E.ON is one of the organisations that made changes to the way it connects to its banks through a single connectivity platform or payment factory. E.ON was able to implement this with little business disruption and in the most cost-effective way. The platform that the company implemented, was a simple, uniform and flexible structure for all business communication and the flow of incoming and outgoing payments. E.ON outsourced the transportation, conversion, monitoring, error reporting and general support of message flow. With a more co-ordinated infrastructure, E.ON was then able to connect to other companies and banks electronically, allowing E.ON to accept and send invoices electronically through its accounting systems or via a secure internet portal. Most importantly, however, the energy provider has since been able to produce more accurate invoices based on the real value of the meter readings as opposed to estimates. By having a single point of entry, E.ON is able to exchange messages with its wider network of suppliers and partners, resulting not only in enhanced consolidation of its infrastructures and increased cost-efficiencies, but also a better customer service.

In addition to a need for more efficient business processes, new regulation around the formats in which messages were forwarded between organisations had come into force. Previously, messages sent in various formats and through multiple channels meant that the transmission process was slow and the information was incorrect. When moving information from one format to the other, it was often not properly mapped and the information might consequently contain errors, requiring payments to be repaired. E.ON messages are now formatted so that communication exchange is seamless and the company is able to manage the future development of technology, systems and information flow with the same high level of flexibility and security. This is important as is means that the company does not need to keep track of other companies’ hardware upgrades or firewall changes, which would be required to maintain connections to other organisations or financial institutions.

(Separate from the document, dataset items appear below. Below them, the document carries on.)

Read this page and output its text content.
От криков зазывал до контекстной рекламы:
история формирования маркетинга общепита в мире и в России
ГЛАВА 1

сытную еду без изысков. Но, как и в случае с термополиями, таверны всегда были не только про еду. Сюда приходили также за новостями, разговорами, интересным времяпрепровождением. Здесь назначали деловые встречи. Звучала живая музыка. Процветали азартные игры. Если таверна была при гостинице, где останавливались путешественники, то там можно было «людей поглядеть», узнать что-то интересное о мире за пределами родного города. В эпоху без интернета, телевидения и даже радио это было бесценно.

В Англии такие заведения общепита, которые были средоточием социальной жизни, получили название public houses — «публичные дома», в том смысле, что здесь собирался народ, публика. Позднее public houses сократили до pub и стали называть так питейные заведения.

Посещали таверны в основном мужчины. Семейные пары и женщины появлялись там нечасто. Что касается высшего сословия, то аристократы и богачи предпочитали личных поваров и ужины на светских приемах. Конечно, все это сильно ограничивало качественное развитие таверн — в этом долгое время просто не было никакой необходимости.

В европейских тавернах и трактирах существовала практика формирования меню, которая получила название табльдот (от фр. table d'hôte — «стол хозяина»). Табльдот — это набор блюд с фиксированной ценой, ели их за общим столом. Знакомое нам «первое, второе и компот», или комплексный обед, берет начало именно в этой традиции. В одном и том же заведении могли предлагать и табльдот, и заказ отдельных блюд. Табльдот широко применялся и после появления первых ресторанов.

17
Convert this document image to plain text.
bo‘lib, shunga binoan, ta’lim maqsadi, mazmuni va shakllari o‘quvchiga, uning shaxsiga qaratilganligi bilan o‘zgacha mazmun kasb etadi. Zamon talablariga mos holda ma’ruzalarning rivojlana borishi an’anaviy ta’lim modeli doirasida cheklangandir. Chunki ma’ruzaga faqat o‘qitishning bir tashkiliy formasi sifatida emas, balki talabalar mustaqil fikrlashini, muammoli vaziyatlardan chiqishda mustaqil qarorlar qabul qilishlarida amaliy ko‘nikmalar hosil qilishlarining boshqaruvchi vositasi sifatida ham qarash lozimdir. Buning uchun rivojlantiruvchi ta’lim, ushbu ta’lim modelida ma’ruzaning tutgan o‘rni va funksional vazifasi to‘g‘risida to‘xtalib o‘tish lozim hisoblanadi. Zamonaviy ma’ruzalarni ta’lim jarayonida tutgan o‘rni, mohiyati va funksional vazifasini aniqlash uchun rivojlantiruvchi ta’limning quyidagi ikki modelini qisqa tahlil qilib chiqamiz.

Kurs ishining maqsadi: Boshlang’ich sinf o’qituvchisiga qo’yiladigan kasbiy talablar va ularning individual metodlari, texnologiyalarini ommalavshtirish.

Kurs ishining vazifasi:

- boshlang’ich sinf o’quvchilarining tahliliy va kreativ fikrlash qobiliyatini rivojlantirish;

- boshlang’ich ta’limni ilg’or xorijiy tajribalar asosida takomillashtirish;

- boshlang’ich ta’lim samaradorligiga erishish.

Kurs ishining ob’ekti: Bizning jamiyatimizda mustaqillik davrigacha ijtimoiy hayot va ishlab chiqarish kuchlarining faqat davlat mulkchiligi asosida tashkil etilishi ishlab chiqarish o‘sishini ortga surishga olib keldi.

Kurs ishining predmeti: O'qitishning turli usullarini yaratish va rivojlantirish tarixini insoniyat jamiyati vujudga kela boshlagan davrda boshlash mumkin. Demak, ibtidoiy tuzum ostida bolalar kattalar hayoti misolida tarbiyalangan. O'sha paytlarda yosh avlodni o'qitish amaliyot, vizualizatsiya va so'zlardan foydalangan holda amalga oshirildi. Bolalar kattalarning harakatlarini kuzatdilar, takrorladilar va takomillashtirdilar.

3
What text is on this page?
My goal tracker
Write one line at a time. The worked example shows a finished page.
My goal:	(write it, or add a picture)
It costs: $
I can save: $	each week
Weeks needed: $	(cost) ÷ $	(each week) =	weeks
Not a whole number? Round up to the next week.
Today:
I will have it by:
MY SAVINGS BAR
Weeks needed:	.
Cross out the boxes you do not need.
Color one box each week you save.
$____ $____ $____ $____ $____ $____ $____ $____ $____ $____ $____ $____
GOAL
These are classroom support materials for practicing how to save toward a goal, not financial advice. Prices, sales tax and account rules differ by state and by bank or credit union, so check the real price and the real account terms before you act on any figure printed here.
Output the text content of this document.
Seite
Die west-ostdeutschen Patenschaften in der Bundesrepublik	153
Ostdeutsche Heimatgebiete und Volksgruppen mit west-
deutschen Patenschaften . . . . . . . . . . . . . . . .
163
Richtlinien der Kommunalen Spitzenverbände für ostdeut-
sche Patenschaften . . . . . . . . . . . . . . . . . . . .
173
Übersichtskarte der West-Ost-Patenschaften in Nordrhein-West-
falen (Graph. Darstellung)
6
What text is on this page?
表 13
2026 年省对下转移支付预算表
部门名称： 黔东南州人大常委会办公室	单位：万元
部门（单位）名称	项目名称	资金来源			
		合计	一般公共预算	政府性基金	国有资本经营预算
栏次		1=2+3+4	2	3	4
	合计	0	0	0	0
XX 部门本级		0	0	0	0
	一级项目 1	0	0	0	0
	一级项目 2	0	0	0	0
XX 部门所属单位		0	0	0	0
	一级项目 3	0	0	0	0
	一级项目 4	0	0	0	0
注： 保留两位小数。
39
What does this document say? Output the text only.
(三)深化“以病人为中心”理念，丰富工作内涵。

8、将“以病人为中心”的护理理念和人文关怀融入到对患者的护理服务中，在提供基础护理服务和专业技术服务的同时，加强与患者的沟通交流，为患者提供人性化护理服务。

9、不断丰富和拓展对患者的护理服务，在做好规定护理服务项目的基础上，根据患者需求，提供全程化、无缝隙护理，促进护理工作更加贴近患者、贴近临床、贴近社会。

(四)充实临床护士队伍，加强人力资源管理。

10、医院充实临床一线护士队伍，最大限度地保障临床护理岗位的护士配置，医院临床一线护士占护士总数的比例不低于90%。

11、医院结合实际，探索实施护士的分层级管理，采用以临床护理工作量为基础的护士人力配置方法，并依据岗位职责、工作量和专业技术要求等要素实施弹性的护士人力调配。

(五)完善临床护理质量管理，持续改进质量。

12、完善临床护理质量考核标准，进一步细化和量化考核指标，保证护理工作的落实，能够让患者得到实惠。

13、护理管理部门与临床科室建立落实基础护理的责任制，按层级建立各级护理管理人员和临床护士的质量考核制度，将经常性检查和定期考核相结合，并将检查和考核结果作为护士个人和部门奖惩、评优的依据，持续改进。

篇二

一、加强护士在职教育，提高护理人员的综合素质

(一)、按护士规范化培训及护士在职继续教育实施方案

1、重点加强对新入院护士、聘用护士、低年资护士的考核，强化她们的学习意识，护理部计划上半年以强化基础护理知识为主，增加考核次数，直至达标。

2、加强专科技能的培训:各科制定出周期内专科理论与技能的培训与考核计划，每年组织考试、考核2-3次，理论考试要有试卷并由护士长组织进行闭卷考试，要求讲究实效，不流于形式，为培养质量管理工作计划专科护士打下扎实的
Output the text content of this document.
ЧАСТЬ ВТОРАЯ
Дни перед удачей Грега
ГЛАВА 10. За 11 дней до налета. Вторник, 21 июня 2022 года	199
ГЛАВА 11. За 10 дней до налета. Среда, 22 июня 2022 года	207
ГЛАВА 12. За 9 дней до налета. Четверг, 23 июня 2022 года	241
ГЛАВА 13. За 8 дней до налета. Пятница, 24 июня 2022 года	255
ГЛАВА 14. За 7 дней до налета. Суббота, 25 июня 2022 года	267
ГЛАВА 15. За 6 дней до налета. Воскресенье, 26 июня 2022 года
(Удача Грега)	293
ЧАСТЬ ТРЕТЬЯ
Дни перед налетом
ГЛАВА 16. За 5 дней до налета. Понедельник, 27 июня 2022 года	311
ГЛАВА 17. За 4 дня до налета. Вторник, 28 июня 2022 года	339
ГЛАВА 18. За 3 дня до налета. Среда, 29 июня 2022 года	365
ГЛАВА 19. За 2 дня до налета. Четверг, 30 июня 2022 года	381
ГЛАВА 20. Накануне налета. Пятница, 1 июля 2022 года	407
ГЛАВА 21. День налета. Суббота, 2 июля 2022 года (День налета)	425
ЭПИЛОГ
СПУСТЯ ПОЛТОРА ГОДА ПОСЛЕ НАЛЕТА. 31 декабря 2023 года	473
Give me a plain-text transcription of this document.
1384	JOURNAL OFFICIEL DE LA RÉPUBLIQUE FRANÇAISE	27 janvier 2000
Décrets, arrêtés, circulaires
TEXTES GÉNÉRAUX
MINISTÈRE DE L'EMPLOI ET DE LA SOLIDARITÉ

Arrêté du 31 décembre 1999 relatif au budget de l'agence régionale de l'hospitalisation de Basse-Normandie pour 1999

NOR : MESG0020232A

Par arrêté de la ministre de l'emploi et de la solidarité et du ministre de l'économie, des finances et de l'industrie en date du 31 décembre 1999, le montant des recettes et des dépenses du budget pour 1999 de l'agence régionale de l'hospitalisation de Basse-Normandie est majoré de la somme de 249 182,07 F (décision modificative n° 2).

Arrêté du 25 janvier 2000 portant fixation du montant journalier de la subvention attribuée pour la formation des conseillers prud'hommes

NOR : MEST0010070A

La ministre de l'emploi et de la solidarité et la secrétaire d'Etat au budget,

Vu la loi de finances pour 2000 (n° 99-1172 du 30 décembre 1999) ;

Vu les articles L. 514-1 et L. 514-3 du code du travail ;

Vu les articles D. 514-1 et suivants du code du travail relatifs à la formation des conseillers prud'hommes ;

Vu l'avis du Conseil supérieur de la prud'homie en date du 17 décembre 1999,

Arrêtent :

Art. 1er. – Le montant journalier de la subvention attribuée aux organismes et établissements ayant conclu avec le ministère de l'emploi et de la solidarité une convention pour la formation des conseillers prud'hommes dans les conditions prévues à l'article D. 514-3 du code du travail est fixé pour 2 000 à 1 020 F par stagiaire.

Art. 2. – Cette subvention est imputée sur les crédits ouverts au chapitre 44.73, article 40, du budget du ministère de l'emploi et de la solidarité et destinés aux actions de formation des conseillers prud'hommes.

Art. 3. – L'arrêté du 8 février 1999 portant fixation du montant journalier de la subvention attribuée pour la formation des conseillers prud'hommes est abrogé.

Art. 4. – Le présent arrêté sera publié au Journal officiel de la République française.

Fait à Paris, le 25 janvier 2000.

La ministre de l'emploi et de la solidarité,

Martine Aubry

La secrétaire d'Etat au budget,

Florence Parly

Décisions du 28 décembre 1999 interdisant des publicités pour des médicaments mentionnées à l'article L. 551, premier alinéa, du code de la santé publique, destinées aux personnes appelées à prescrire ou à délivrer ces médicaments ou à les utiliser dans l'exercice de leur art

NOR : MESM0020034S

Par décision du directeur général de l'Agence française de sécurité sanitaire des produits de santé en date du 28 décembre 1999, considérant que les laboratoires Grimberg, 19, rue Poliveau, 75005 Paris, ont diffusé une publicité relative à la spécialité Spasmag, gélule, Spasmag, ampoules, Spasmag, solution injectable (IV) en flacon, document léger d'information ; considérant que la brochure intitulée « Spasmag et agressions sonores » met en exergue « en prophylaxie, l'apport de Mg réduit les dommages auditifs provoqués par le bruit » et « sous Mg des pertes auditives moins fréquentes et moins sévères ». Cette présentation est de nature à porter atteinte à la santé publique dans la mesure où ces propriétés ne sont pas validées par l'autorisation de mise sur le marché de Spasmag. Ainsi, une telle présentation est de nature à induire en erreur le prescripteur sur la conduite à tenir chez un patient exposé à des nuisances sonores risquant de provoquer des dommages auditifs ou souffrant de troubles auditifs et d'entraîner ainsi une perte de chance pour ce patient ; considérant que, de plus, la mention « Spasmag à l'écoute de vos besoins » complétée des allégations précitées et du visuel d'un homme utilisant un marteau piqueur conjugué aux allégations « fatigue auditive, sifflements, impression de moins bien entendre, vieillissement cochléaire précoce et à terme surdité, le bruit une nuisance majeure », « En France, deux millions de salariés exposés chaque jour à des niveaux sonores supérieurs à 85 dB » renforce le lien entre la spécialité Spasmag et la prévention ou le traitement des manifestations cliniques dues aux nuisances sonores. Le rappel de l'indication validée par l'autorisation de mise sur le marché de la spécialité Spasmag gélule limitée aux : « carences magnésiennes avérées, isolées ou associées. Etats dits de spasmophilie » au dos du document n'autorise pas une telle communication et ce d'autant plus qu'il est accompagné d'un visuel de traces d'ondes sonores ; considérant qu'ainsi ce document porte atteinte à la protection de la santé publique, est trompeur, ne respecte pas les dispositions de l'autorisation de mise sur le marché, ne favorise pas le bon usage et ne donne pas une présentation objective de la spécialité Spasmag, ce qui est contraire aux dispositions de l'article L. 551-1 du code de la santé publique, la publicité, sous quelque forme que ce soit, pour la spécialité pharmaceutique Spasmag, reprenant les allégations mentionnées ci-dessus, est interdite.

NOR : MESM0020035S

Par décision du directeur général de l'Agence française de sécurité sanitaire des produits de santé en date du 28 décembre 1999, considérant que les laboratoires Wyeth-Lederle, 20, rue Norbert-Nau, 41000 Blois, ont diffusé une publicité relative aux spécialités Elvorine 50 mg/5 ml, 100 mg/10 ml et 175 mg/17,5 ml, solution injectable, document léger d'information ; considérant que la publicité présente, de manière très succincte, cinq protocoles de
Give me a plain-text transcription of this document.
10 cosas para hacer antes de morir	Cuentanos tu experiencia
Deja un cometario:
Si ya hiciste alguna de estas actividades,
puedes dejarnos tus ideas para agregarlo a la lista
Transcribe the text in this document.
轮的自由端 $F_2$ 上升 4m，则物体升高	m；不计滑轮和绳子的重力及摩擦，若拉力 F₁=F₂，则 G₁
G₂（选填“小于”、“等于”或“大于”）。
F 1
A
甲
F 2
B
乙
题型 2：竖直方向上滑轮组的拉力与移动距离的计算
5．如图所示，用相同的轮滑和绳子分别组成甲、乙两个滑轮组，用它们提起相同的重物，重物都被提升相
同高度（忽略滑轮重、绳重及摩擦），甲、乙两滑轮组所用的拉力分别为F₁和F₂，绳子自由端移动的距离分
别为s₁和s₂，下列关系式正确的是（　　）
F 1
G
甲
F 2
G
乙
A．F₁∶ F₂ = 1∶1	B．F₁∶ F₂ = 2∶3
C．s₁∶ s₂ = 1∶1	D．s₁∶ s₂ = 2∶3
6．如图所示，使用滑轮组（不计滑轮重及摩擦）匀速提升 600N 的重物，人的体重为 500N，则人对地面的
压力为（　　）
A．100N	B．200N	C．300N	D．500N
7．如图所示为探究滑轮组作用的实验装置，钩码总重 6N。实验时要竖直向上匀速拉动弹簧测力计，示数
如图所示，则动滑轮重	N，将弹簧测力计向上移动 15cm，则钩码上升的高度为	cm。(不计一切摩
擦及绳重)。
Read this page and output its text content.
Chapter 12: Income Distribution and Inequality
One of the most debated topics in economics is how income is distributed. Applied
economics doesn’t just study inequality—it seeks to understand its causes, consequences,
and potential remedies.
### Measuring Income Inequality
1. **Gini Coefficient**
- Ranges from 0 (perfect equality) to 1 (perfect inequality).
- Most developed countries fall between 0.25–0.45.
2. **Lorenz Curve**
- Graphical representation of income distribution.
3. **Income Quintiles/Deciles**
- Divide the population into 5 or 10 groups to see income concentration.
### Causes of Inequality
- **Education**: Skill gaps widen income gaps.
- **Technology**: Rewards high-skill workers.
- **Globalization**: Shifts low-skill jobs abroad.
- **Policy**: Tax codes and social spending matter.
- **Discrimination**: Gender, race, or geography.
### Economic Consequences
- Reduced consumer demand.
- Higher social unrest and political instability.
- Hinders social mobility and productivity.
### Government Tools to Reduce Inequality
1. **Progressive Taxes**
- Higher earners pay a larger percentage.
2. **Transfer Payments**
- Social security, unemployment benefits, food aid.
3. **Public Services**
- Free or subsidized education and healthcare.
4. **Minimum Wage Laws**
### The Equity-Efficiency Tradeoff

As companies are increasingly looking to outsource IT business functions to concentrate on their core operations, they are also looking at consolidating their technology infrastructures. As opposed to a patchwork of legacy connectivity, file, messaging, and integration of technologies with little or no visibility over it all, E.ON managed to solve these issues, demonstrating how a more co-ordinated infrastructure can benefit not only the organisation in its drive to enhance efficiencies but also that it benefits all in the financial supply chain.

Conclusion

Now is the right time for many organisations to look at improving their working capital and financial risk management, driven by the desire to reduce the number of relationships they currently hold with their banks. Payment factories provide a way to make these changes in the payment process and achieve the cost efficiencies that organisations are so keenly working towards.